Hi, I have a question about comparing SGS models for LES.

I simulate 3d turbulent channel flow to validate my code.

This code is normalized by central velocity (initially imposed as laminar profile) and channel half-width. And mass flow rate is constant.

I inputted Re_c and calculate Re_tau after the simulation.

To set same Re_tau, I should use different Re_c for each SGS models.

However, if I used different Re_c, I get different <u+> profile.

But when I plot u/u_c profile, all of mean velocity profile looks similar.

So I guess that the discrepancy is caused by u_tau value.

One thing that I want to know is "Should I use different Re_c value to set same Re_tau for each SGS models?"

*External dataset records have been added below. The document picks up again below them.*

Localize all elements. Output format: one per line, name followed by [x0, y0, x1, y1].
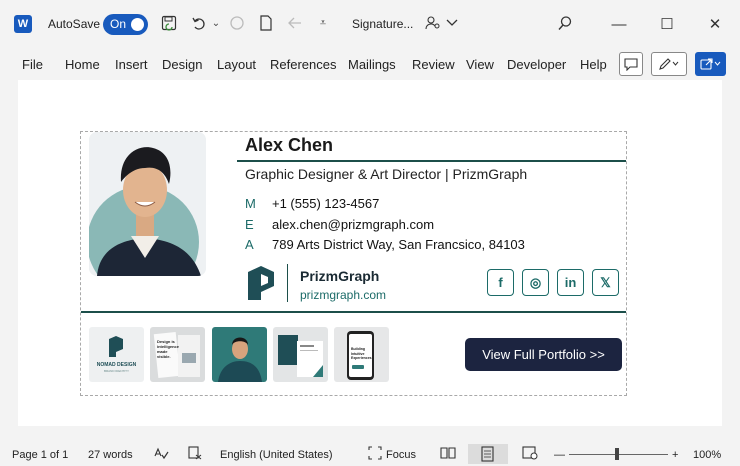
comment-icon — [624, 57, 638, 71]
prizmgraph-logo-icon — [248, 266, 274, 300]
undo-dropdown-icon[interactable]: ⌄ — [205, 12, 227, 34]
portfolio-thumbnail[interactable] — [212, 327, 267, 382]
x-icon[interactable]: 𝕏 — [592, 269, 619, 296]
maximize-button[interactable]: ☐ — [655, 12, 679, 36]
share-button[interactable] — [695, 52, 726, 76]
new-doc-icon[interactable] — [255, 12, 277, 34]
zoom-in-button[interactable]: + — [672, 449, 678, 461]
save-icon[interactable] — [158, 12, 180, 34]
toggle-knob — [131, 18, 144, 31]
comments-button[interactable] — [619, 52, 643, 76]
chevron-down-icon[interactable] — [441, 12, 463, 34]
address-text: 789 Arts District Way, San Francsico, 84… — [272, 237, 525, 252]
print-layout-icon — [481, 446, 494, 462]
mobile-label: M — [245, 196, 256, 211]
linkedin-icon[interactable]: in — [557, 269, 584, 296]
document-title[interactable]: Signature... — [352, 17, 413, 31]
portfolio-thumbnail[interactable]: NOMAD DESIGN BRAND IDENTITY — [89, 327, 144, 382]
tab-file[interactable]: File — [22, 57, 43, 72]
autosave-state: On — [110, 17, 127, 31]
profile-photo — [89, 132, 206, 276]
tab-view[interactable]: View — [466, 57, 494, 72]
thumbnail-caption: Design is intelligence made visible. — [157, 339, 180, 359]
thumbnail-caption: NOMAD DESIGN — [96, 362, 137, 368]
brand-name: PrizmGraph — [300, 268, 380, 284]
tab-developer[interactable]: Developer — [507, 57, 566, 72]
thumbnail-subcaption: BRAND IDENTITY — [103, 369, 129, 373]
minimize-button[interactable]: — — [607, 12, 631, 36]
instagram-icon[interactable]: ◎ — [522, 269, 549, 296]
zoom-level[interactable]: 100% — [693, 449, 721, 461]
read-mode-icon[interactable] — [440, 446, 456, 463]
job-title: Graphic Designer & Art Director | PrizmG… — [245, 166, 528, 182]
web-layout-icon[interactable] — [522, 446, 538, 463]
autosave-toggle[interactable]: On — [103, 14, 148, 35]
tab-home[interactable]: Home — [65, 57, 100, 72]
focus-label[interactable]: Focus — [386, 449, 416, 461]
tab-insert[interactable]: Insert — [115, 57, 148, 72]
view-portfolio-button[interactable]: View Full Portfolio >> — [465, 338, 622, 371]
tab-review[interactable]: Review — [412, 57, 455, 72]
email-label: E — [245, 217, 254, 232]
portfolio-thumbnail[interactable]: Building Intuitive Experiences — [334, 327, 389, 382]
email-link[interactable]: alex.chen@prizmgraph.com — [272, 217, 434, 232]
title-bar: W AutoSave On ⌄ ⩡ Signature... — ☐ ✕ — [0, 0, 740, 48]
page-count[interactable]: Page 1 of 1 — [12, 449, 68, 461]
logo-divider — [287, 264, 288, 302]
tab-design[interactable]: Design — [162, 57, 202, 72]
proofing-icon[interactable] — [153, 446, 169, 463]
header-divider — [237, 160, 626, 162]
redo-icon[interactable] — [226, 12, 248, 34]
print-layout-button[interactable] — [468, 444, 508, 464]
tab-layout[interactable]: Layout — [217, 57, 256, 72]
facebook-icon[interactable]: f — [487, 269, 514, 296]
language-indicator[interactable]: English (United States) — [220, 449, 333, 461]
brand-url[interactable]: prizmgraph.com — [300, 288, 386, 302]
focus-icon[interactable] — [368, 446, 382, 463]
footer-divider — [81, 311, 626, 313]
tab-references[interactable]: References — [270, 57, 336, 72]
portfolio-thumbnail[interactable]: Design is intelligence made visible. — [150, 327, 205, 382]
customize-icon[interactable]: ⩡ — [312, 12, 334, 34]
editing-mode-button[interactable] — [651, 52, 687, 76]
tab-help[interactable]: Help — [580, 57, 607, 72]
pen-icon — [659, 58, 679, 70]
zoom-slider-handle[interactable] — [615, 448, 619, 460]
thumbnail-caption: Building Intuitive Experiences — [351, 347, 372, 360]
mobile-number[interactable]: +1 (555) 123-4567 — [272, 196, 379, 211]
word-count[interactable]: 27 words — [88, 449, 133, 461]
zoom-out-button[interactable]: — — [554, 449, 565, 461]
autosave-label: AutoSave — [48, 17, 101, 31]
address-label: A — [245, 237, 254, 252]
accessibility-icon[interactable] — [188, 446, 202, 463]
back-icon[interactable] — [284, 12, 306, 34]
portfolio-thumbnail[interactable] — [273, 327, 328, 382]
search-icon[interactable] — [554, 12, 576, 34]
share-icon — [699, 58, 720, 70]
signature-name: Alex Chen — [245, 135, 334, 155]
word-app-icon: W — [14, 15, 32, 33]
tab-mailings[interactable]: Mailings — [348, 57, 396, 72]
close-button[interactable]: ✕ — [703, 12, 727, 36]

Then how can I overcome the problem caused by different u_tau value for each sgs model which can cause some discrepancy in plot?

Thanks for your help!

[FMDenaro]

Yes, what you observed is quite normal and documented in literature...

A possible alternative way to use a different method to make the equations non-dimensional:
Given the forcing pressure gradient fixed and normalized to 1, means that the non diemnsional velocity in the momentum is directly the u+ field and the diffusive terms have (1/Re_tau) as coefficients.

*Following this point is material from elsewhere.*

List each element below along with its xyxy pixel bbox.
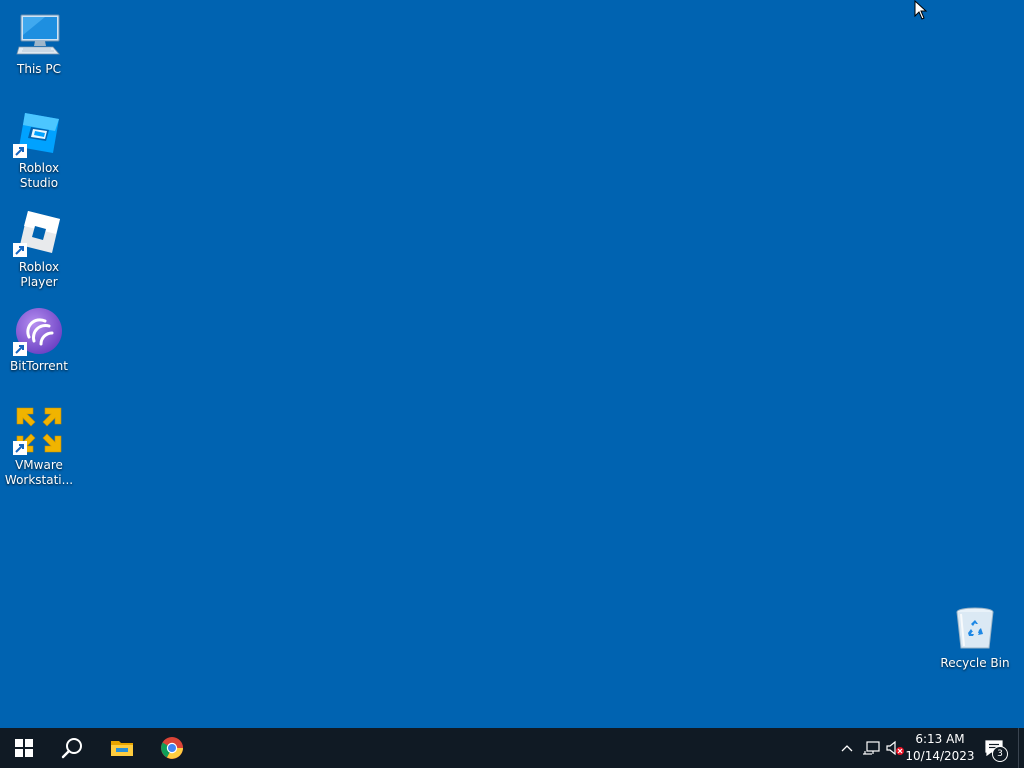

You can find similar posts in cfd-online as well as seraching in the literature.

[sbaffini]

Dear Sungjin,

that, in practice, is the very essence of any turbulence model, not only LES (even if LES might somehow extremize that).

The system you are analyzing, the channel flow with a SGS model, has only one input, the driving pressure gradient, and one output, the mass flow rate in the channel (derived from the velocity profile). At the equilibrium, the driving pressure gradient of the channel, by construction, has to equilibrate your overall flux contribution on the walls.

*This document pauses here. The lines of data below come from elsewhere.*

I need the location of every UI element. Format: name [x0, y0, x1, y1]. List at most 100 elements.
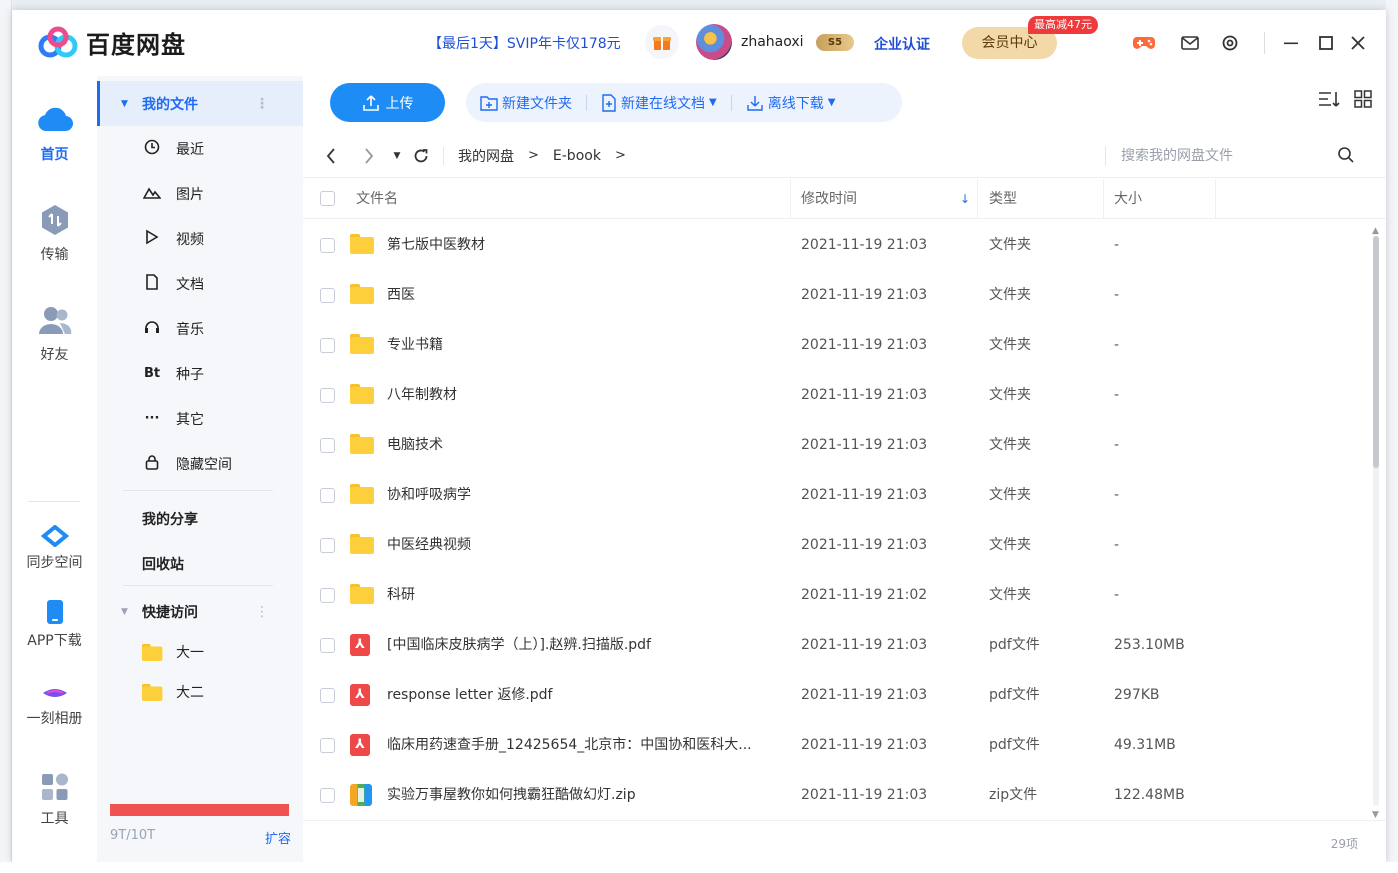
table-row[interactable]: ⅄ 临床用药速查手册_12425654_北京市：中国协和医科大... 2021-11…	[303, 720, 1368, 770]
caret-down-icon[interactable]: ▼	[121, 99, 128, 109]
settings-button[interactable]	[1218, 31, 1242, 55]
sort-desc-arrow-icon[interactable]: ↓	[960, 179, 970, 219]
more-vertical-icon[interactable]: ⋮	[255, 96, 269, 112]
gift-button[interactable]	[645, 25, 679, 59]
nav-item-app-download[interactable]: APP下载	[12, 598, 97, 650]
nav-item-home[interactable]: 首页	[12, 102, 97, 164]
nav-item-sync-space[interactable]: 同步空间	[12, 524, 97, 572]
sidebar-item-videos[interactable]: 视频	[97, 216, 303, 261]
back-button[interactable]	[321, 146, 341, 166]
sidebar-item-hidden-space[interactable]: 隐藏空间	[97, 441, 303, 486]
sidebar-item-recent[interactable]: 最近	[97, 126, 303, 171]
table-row[interactable]: 专业书籍 2021-11-19 21:03 文件夹 -	[303, 320, 1368, 370]
more-vertical-icon[interactable]: ⋮	[255, 604, 269, 620]
nav-item-transfer[interactable]: 传输	[12, 202, 97, 264]
sidebar-item-music[interactable]: 音乐	[97, 306, 303, 351]
scroll-up-arrow-icon[interactable]: ▲	[1372, 226, 1379, 236]
svip-promo-link[interactable]: 【最后1天】SVIP年卡仅178元	[428, 33, 621, 53]
row-checkbox[interactable]	[320, 588, 335, 603]
scroll-track[interactable]	[1373, 236, 1379, 806]
select-all-checkbox[interactable]	[320, 191, 335, 206]
grid-view-icon[interactable]	[1354, 90, 1372, 112]
table-row[interactable]: 电脑技术 2021-11-19 21:03 文件夹 -	[303, 420, 1368, 470]
file-size: -	[1114, 437, 1120, 453]
table-row[interactable]: 实验万事屋教你如何拽霸狂酷做幻灯.zip 2021-11-19 21:03 zip文…	[303, 770, 1368, 820]
column-header-name[interactable]: 文件名	[356, 179, 398, 219]
game-button[interactable]	[1132, 31, 1156, 55]
row-checkbox[interactable]	[320, 738, 335, 753]
file-name[interactable]: 电脑技术	[387, 420, 787, 470]
upload-button[interactable]: 上传	[330, 83, 445, 122]
search-icon[interactable]	[1337, 146, 1355, 168]
file-name[interactable]: 临床用药速查手册_12425654_北京市：中国协和医科大...	[387, 720, 787, 770]
file-name[interactable]: 专业书籍	[387, 320, 787, 370]
sidebar-item-quick-access[interactable]: ▼ 快捷访问 ⋮	[97, 589, 303, 634]
nav-item-label: 工具	[40, 811, 69, 827]
search-input[interactable]	[1121, 142, 1331, 170]
nav-item-album[interactable]: 一刻相册	[12, 682, 97, 728]
file-name[interactable]: 协和呼吸病学	[387, 470, 787, 520]
row-checkbox[interactable]	[320, 688, 335, 703]
file-name[interactable]: response letter 返修.pdf	[387, 670, 787, 720]
row-checkbox[interactable]	[320, 438, 335, 453]
row-checkbox[interactable]	[320, 488, 335, 503]
row-checkbox[interactable]	[320, 638, 335, 653]
mail-button[interactable]	[1178, 31, 1202, 55]
table-row[interactable]: ⅄ [中国临床皮肤病学（上）].赵辨.扫描版.pdf 2021-11-19 21:0…	[303, 620, 1368, 670]
file-name[interactable]: 科研	[387, 570, 787, 620]
refresh-button[interactable]	[411, 146, 431, 166]
column-header-type[interactable]: 类型	[989, 179, 1017, 219]
column-header-modified[interactable]: 修改时间	[801, 179, 857, 219]
row-checkbox[interactable]	[320, 288, 335, 303]
table-row[interactable]: ⅄ response letter 返修.pdf 2021-11-19 21:03 p…	[303, 670, 1368, 720]
forward-button[interactable]	[359, 146, 379, 166]
row-checkbox[interactable]	[320, 788, 335, 803]
table-row[interactable]: 协和呼吸病学 2021-11-19 21:03 文件夹 -	[303, 470, 1368, 520]
table-row[interactable]: 八年制教材 2021-11-19 21:03 文件夹 -	[303, 370, 1368, 420]
sidebar-item-documents[interactable]: 文档	[97, 261, 303, 306]
enterprise-verify-link[interactable]: 企业认证	[874, 34, 930, 54]
sidebar-item-recycle-bin[interactable]: 回收站	[97, 541, 303, 586]
scroll-thumb[interactable]	[1373, 236, 1379, 468]
close-button[interactable]	[1346, 31, 1370, 55]
breadcrumb-item[interactable]: 我的网盘	[458, 146, 514, 166]
table-row[interactable]: 科研 2021-11-19 21:02 文件夹 -	[303, 570, 1368, 620]
column-header-size[interactable]: 大小	[1114, 179, 1142, 219]
user-avatar[interactable]	[696, 24, 732, 60]
table-row[interactable]: 第七版中医教材 2021-11-19 21:03 文件夹 -	[303, 220, 1368, 270]
sidebar-item-my-files[interactable]: ▼ 我的文件 ⋮	[97, 81, 303, 126]
table-row[interactable]: 中医经典视频 2021-11-19 21:03 文件夹 -	[303, 520, 1368, 570]
row-checkbox[interactable]	[320, 338, 335, 353]
caret-down-icon[interactable]: ▼	[121, 607, 128, 617]
table-row[interactable]: 西医 2021-11-19 21:03 文件夹 -	[303, 270, 1368, 320]
file-name[interactable]: 中医经典视频	[387, 520, 787, 570]
scroll-down-arrow-icon[interactable]: ▼	[1372, 810, 1379, 820]
sidebar-item-torrents[interactable]: Bt 种子	[97, 351, 303, 396]
file-name[interactable]: 第七版中医教材	[387, 220, 787, 270]
file-name[interactable]: 实验万事屋教你如何拽霸狂酷做幻灯.zip	[387, 770, 787, 820]
new-online-doc-button[interactable]: 新建在线文档 ▼	[587, 83, 731, 122]
nav-item-tools[interactable]: 工具	[12, 772, 97, 828]
expand-storage-link[interactable]: 扩容	[265, 828, 291, 847]
sidebar-item-images[interactable]: 图片	[97, 171, 303, 216]
file-name[interactable]: 西医	[387, 270, 787, 320]
offline-download-button[interactable]: 离线下载 ▼	[732, 83, 850, 122]
minimize-button[interactable]	[1279, 31, 1303, 55]
history-dropdown[interactable]: ▼	[387, 146, 407, 166]
row-checkbox[interactable]	[320, 388, 335, 403]
sidebar-item-my-share[interactable]: 我的分享	[97, 496, 303, 541]
row-checkbox[interactable]	[320, 538, 335, 553]
maximize-button[interactable]	[1314, 31, 1338, 55]
new-folder-button[interactable]: 新建文件夹	[466, 83, 586, 122]
breadcrumb-item[interactable]: E-book	[553, 148, 601, 164]
sidebar-item-others[interactable]: ··· 其它	[97, 396, 303, 441]
file-name[interactable]: [中国临床皮肤病学（上）].赵辨.扫描版.pdf	[387, 620, 787, 670]
row-checkbox[interactable]	[320, 238, 335, 253]
quick-access-item-year2[interactable]: 大二	[97, 669, 303, 714]
file-list-scrollbar[interactable]: ▲ ▼	[1369, 220, 1383, 820]
quick-access-item-year1[interactable]: 大一	[97, 629, 303, 674]
nav-item-friends[interactable]: 好友	[12, 302, 97, 364]
sort-icon[interactable]	[1318, 90, 1340, 112]
file-name[interactable]: 八年制教材	[387, 370, 787, 420]
username[interactable]: zhahaoxi	[741, 34, 804, 50]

Now there are two possible approaches. One is to directly fix the driving pressure gradient. Then, the wall fluxes will have to balance that specific value, and all SGS models will end up having the same but with different velocity profiles (and different mass flow rates), as each model will adapt differently at the specified wall flux (balancing the pressure gradient).

You can also fix the mass flow rate (as you did) but, again, as each SGS model has a different flux contribution at the walls, you end up with different values.

In practice, whatever approach you use, you should end up having differences. If you fix the pressure gradient, the differences show up away from the wall in + variables. If you fix the mass flow rate they show up at the wall in outer variables. It would be interesting to see the whole set of 4 comparisons (+ and physical variables for both fixed pressure gradient and mass flow rate).

On why such differences exists among different models, it is a delicate matter. Basically, for a channel flow, what actually matters in determining the mean velocity profile, is the <u'v'> term.

This has, first of all, a numerical contribution. So that, doing a no model LES you can see if the numerics (including the pure lack of resolution a la LES) has an effect.

Once that effect is established, your hope for a SGS model is that it will, somehow, overcome any deficiency in the <u'v'> term for the no model case. What, in my experience, happens for low order codes is that the celebrated y^3 near wall behavior is such that these SGS models have no effect at all. Their effect turns out to be just too small at the wall, which might or not be ok, depending on what you could achieve without model.

In practice, also because of implementation aspects, different models will adapt differently to the near wall dynamics and numerics, producing the different behaviors you notice.

Another relevant issue not properly investigated in the literature is related to the non-dimensionalization when a SGS model is in place. If a SGS model has a non null contribution at the wall for <u'v'>, is the common definition still relevant? It seems to be the case, but i suspect that the numerics and implementationton play a role in this which is not yet completely understood. Also, in my experience, strong differences exist between pure eddy viscosity models and mixed or scale-similar models, the latter introducing a much higher contribution at walls than the former.

Note that, in theory, no SGS model typically introduces a direct contribution exactly at the wall (in a FV context, for example, the relative fluxes are just 0). Still, in practice, what determines your is the mean velocity in the first cell off the wall which, in turn, sees the SGS model contribution from the opposite face (with respect to the wall) and, somehow, also from the remaining wall normal faces. Again, implementation/numerics aspects might play a relevant role here.

[FMDenaro]

I would highlight what Paolo said: see first the effects of the numerics in your scheme by performing a no-model LES. This way you will be able to understand what the SGS adds to the U+ profile.